L’amitié franco-allemande se vit à différents niveaux. L’un d’eux est l’économie. Le club d’affaires transfrontalier CAFA RSO réunit des entrepreneurs et des personnes intéressées des deux côtés du Rhin lors de ses nombreux événements dans l’Ortenau et en Alsace.
Échanges et rencontres
Norma Serpin est co-présidente de CAFA RSO. À l’occasion de l’anniversaire de la signature du traité de l’Élysée le 22 janvier, elle a organisé un événement mettant l’accent sur l’échange, la rencontre et l’information. L’ancien ministre fédéral Peter Altmaier a également participé à la rencontre (nous en avons parlé).

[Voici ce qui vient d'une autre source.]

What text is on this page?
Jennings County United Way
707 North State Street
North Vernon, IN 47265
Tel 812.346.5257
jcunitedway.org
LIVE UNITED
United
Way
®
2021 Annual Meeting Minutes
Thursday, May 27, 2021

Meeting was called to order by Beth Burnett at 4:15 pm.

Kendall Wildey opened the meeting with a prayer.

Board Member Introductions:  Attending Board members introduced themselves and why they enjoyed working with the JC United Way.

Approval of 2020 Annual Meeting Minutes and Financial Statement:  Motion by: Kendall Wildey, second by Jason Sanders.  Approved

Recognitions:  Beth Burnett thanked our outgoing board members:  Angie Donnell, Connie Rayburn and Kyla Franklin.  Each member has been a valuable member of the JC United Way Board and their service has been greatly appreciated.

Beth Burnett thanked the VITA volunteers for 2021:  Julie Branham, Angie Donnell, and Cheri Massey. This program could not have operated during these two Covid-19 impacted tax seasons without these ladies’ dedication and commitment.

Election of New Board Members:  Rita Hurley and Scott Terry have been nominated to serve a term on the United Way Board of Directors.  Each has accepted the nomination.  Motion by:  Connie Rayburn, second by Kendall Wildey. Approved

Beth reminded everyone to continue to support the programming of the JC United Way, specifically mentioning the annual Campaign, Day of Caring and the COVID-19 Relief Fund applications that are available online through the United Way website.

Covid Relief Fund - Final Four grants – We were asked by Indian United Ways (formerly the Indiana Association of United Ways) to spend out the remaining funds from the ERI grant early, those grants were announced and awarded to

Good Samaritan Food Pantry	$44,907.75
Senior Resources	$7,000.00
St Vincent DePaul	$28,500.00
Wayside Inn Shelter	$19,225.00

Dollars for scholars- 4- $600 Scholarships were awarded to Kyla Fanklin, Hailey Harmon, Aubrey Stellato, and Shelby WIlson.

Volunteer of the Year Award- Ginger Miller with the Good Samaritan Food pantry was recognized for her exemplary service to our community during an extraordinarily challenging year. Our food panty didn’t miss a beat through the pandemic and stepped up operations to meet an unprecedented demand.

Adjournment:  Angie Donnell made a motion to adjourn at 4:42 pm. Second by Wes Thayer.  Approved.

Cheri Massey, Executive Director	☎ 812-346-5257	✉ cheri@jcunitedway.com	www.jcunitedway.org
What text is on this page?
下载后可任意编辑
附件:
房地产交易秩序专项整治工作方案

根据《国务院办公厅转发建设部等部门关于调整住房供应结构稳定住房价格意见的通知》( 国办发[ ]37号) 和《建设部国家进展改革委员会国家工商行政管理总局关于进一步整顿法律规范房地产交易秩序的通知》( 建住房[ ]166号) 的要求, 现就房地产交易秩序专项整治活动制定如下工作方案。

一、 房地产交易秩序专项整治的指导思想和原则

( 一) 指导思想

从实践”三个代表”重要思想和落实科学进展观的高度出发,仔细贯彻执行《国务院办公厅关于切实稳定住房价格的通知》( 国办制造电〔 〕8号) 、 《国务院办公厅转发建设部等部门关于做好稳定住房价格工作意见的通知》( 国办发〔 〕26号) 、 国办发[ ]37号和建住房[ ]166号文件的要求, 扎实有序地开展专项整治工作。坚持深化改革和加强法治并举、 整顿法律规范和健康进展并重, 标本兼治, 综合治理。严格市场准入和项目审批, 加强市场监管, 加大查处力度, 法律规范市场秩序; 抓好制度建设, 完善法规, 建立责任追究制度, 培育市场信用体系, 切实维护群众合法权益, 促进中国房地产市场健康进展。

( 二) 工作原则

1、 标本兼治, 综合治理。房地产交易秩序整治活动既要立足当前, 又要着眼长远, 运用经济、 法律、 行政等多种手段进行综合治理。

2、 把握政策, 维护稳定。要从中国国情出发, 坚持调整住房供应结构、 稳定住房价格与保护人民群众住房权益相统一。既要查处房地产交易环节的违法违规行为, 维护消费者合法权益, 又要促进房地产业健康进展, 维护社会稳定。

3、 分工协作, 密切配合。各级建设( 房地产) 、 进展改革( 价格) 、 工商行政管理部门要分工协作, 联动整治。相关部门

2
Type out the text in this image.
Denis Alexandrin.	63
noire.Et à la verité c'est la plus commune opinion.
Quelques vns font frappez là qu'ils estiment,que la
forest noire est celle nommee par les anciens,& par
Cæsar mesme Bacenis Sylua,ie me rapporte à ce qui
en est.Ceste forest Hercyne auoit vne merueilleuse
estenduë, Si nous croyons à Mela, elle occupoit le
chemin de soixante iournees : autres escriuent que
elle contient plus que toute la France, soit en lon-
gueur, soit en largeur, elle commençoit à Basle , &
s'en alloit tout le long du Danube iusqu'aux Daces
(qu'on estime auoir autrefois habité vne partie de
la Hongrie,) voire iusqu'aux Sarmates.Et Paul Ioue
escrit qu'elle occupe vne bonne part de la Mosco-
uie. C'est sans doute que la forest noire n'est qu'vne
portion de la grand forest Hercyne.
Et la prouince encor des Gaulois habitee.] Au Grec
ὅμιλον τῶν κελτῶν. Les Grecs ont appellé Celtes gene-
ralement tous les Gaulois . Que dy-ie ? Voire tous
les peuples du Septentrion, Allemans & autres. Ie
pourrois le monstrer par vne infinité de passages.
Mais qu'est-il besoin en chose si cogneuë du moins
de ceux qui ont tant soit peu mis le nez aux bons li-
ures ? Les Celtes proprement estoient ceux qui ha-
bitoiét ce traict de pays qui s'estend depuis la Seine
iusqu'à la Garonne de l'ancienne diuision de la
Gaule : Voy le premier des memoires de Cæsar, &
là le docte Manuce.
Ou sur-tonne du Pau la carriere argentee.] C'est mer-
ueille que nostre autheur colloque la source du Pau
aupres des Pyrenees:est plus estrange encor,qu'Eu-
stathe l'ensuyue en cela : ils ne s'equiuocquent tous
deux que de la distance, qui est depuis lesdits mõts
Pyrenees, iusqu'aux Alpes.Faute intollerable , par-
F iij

Le Ortenau Journal a interviewé Norma Serpin sur son travail et les défis dans le contexte franco-allemand.
Ortenau Journal : La semaine dernière, vous avez célébré l’anniversaire du traité de l’Élysée avec environ 220 invités. Quelle importance accordez-vous à l’amitié franco-allemande face aux évolutions mondiales?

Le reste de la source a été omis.